After coming to power in the wake of the Great Recession, the Sargsyan government scored a few successes, including increasing freedom of expression, the digitisation and streamlining of government services, modes but toothless police reform, and greatly improving the business climate in the country.
Despite these reforms, eight years worth of data has shown that progress has slowed down considerably. Gross Domestic Product (GDP) levels have not yet recovered from the Recession, unemployment rose from 16.4% to 18.5%, poverty has increased by 11%, foreign direct investment had steadily declined by almost 73%, while up to 300 000 people are estimated to have emigrated during the Sargsyan presidency according to the Armenian National Statistical Service.

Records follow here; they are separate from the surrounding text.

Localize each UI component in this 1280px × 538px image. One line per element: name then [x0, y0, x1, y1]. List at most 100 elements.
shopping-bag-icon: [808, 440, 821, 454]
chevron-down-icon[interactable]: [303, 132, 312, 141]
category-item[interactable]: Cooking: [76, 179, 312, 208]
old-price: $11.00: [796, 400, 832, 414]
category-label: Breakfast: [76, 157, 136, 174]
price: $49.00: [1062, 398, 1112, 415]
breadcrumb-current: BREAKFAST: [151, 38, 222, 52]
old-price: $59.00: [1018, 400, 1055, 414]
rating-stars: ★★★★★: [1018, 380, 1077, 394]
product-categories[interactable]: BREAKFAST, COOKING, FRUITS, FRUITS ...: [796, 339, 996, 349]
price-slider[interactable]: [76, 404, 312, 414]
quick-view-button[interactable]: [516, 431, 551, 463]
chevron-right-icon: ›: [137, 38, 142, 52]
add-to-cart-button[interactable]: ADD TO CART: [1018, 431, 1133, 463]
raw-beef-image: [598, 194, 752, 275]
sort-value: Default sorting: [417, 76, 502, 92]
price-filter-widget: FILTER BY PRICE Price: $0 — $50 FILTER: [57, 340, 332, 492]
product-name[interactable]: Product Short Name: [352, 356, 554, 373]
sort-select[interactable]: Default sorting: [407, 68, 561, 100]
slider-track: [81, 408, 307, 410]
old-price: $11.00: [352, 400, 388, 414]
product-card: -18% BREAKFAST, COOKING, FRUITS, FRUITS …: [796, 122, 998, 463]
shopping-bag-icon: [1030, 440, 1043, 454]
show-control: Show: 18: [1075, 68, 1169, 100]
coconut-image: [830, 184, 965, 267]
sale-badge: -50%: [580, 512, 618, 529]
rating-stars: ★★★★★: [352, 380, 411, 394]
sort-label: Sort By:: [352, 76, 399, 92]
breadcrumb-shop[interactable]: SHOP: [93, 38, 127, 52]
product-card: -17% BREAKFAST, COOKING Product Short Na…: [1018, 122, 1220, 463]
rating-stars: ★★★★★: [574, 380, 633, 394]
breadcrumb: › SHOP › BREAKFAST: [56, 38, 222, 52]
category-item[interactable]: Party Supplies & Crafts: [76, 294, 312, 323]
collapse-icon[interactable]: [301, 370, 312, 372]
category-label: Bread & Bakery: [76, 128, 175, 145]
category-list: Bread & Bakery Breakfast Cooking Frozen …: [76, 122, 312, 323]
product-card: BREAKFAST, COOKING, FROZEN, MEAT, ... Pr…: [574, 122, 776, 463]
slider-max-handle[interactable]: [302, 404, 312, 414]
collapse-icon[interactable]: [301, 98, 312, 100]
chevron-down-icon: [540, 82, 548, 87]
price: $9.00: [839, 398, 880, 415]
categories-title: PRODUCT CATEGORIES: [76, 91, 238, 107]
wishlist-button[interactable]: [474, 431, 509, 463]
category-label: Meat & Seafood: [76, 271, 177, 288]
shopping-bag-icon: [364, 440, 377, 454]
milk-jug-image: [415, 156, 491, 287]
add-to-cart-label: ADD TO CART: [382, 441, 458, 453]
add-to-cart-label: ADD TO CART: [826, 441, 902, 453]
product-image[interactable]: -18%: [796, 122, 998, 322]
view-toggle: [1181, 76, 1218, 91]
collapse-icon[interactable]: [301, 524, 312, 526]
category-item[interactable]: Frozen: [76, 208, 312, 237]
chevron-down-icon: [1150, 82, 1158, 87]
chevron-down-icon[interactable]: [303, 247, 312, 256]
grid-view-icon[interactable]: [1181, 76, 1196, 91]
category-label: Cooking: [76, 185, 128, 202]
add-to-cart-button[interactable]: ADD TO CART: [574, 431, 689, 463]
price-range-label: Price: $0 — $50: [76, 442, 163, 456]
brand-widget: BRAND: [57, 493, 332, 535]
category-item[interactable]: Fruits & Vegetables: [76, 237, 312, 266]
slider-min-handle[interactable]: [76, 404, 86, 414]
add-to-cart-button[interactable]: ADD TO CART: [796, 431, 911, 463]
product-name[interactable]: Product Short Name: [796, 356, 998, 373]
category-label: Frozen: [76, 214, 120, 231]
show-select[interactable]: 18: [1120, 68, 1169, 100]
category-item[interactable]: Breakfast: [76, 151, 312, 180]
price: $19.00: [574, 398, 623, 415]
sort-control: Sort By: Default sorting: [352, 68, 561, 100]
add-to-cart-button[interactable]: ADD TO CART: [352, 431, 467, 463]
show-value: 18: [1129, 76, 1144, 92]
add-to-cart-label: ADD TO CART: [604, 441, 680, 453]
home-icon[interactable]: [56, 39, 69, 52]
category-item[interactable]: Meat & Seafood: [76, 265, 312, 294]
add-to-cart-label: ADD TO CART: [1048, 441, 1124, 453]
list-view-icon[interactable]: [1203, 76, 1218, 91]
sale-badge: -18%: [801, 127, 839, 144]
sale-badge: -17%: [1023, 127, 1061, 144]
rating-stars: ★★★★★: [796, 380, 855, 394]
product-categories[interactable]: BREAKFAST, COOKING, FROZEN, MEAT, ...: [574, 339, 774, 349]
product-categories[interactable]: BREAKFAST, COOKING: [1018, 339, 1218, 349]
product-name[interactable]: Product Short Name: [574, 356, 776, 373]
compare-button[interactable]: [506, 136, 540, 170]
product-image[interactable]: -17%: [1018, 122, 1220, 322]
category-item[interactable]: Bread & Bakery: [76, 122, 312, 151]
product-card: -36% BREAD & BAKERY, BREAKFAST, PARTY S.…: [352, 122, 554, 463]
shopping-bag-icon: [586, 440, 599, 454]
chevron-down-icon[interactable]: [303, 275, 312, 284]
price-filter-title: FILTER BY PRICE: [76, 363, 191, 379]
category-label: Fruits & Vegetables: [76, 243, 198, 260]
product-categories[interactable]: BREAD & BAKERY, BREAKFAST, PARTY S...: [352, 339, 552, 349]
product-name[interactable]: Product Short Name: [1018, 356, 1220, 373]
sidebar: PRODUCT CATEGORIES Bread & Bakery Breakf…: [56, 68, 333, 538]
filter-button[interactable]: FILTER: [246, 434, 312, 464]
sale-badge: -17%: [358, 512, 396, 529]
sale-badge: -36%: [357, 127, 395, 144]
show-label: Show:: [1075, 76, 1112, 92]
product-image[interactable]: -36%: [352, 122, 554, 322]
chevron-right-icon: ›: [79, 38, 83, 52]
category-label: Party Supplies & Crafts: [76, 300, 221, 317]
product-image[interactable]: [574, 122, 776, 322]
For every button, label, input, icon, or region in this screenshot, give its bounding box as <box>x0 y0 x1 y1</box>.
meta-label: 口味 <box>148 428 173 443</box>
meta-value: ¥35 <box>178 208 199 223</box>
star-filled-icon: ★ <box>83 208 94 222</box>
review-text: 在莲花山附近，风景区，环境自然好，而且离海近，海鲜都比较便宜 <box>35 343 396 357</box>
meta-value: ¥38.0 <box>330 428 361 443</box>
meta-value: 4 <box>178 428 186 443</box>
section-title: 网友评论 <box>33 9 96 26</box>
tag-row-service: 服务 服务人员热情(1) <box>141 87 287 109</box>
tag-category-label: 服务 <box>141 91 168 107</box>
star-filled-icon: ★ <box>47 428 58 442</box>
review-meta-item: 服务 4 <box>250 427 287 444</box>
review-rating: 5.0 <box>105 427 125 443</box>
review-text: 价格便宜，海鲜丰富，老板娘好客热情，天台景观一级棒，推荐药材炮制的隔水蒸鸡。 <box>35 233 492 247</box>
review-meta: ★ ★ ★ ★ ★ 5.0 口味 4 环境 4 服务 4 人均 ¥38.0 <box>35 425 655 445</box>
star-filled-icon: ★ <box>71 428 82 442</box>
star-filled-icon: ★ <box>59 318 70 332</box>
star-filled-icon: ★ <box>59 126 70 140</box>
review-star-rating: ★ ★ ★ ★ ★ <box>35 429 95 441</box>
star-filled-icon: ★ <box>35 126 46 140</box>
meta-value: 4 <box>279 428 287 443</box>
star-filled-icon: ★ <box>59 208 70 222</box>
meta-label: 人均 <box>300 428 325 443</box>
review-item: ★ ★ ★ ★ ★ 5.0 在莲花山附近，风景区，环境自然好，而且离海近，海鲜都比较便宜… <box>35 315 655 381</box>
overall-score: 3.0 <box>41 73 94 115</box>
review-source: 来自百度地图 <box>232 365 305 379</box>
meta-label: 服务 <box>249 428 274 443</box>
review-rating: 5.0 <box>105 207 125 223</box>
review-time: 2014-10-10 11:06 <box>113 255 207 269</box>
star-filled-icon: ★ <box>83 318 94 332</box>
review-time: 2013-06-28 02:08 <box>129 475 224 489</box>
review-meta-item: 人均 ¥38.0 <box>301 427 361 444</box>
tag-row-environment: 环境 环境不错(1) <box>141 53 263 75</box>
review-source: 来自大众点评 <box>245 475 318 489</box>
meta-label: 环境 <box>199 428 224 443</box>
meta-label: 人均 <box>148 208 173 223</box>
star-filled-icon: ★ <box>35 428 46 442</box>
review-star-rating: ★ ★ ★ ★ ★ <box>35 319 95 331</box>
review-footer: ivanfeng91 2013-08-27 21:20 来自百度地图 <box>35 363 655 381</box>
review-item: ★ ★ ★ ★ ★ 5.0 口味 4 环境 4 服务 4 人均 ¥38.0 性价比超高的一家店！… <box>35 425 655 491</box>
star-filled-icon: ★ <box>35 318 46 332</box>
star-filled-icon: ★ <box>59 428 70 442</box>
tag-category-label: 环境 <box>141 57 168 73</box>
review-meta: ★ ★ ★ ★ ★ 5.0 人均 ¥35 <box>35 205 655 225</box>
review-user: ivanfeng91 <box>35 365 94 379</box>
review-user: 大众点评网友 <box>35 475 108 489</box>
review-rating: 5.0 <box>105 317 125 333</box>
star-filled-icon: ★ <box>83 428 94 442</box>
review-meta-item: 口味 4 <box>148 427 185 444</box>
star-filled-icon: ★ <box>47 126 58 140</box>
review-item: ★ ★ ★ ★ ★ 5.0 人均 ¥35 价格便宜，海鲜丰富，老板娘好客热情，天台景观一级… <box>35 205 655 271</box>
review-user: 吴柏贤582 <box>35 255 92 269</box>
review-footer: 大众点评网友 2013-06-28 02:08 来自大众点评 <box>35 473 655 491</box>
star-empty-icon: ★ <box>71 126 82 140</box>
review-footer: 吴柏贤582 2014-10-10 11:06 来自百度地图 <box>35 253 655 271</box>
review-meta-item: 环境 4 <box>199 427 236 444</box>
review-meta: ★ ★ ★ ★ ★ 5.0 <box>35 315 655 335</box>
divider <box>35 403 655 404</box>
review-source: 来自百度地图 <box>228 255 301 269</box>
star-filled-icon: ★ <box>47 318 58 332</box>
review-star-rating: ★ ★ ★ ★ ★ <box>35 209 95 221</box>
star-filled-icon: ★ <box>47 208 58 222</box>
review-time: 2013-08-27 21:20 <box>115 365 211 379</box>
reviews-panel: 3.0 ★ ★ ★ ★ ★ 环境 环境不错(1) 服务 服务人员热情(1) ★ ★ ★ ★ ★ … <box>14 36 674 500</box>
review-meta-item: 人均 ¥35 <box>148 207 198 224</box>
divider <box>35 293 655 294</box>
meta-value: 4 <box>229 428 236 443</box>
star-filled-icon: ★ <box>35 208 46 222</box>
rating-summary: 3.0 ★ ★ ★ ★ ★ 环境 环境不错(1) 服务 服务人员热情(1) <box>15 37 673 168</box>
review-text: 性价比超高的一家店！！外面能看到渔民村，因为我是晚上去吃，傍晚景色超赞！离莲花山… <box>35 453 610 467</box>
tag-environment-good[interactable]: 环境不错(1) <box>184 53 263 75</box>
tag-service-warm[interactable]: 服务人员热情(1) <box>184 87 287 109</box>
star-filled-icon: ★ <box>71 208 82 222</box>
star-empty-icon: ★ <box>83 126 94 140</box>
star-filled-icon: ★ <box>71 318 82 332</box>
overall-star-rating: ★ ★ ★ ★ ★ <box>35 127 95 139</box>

Initially scattered protests gradually transformed into a large-scale organised opposition movement, criticising the administration for the slow pace of reform and inability to tackle government corruption. President Sargsyan has aknowledged his government’s failure in dealing with these issues numerous times, but failed to act decisively to alleviate these issues.
The Effect of the 4-day war
Concerns about government incompetence were highlighted when Armenian forces successfully repelled a surprise incursion by Azerbaijani troops into the unrecognised (but Armenian-controlled) Republic of Nagorno-Karabakh over a 4 day period in April. The revelation that many casualties could have been avoided if troops in the field had been issued with proper communication- and night-vision equipment fostered the notion that corruption and ineptitude should be seen as a national security issue.
These events, analysed within the context of three consecutive years of large-scale popular displays of non-confidence in the government have lead Yerevan-based analyst Richard Giragosian to describe the current situation as “almost inevitable because the current regime is ruling, not governing the country”.
Sargsyan attempted to appease critics in the same way he had dealt with them in the past: by punishing a number of scapegoats (in this case three generals), and calling for more reform in the hope of returning to the status quo. During a press conference he called for a “thorough investigation, a comprehensive and unbiased examination, and an open trial”. A parliamentary reshuffle also followed suit.
In the wake of the recent standoff, Armenian politics has entered a new phase. Despite these hurdles, the country’s democratic credentials far surpass those of most neighbouring states, and civil society is showing signs of democratic maturity, even though a clear trajectory to this end has not yet been achieved.
In the meantime, public support has shifted from older political opposition groups, such as the liberal Heritage Party and the Armenian National Congress, towards newer factions such as noted MNA Nikol Pashinyan’s Civil Contract party, and Edmond Manoukian’s Bright Armenia party, who promise a more professional approach to opposition politics in the run-up to the 2017 parliamentary elections; the first since the signing of a new constitutional reform package.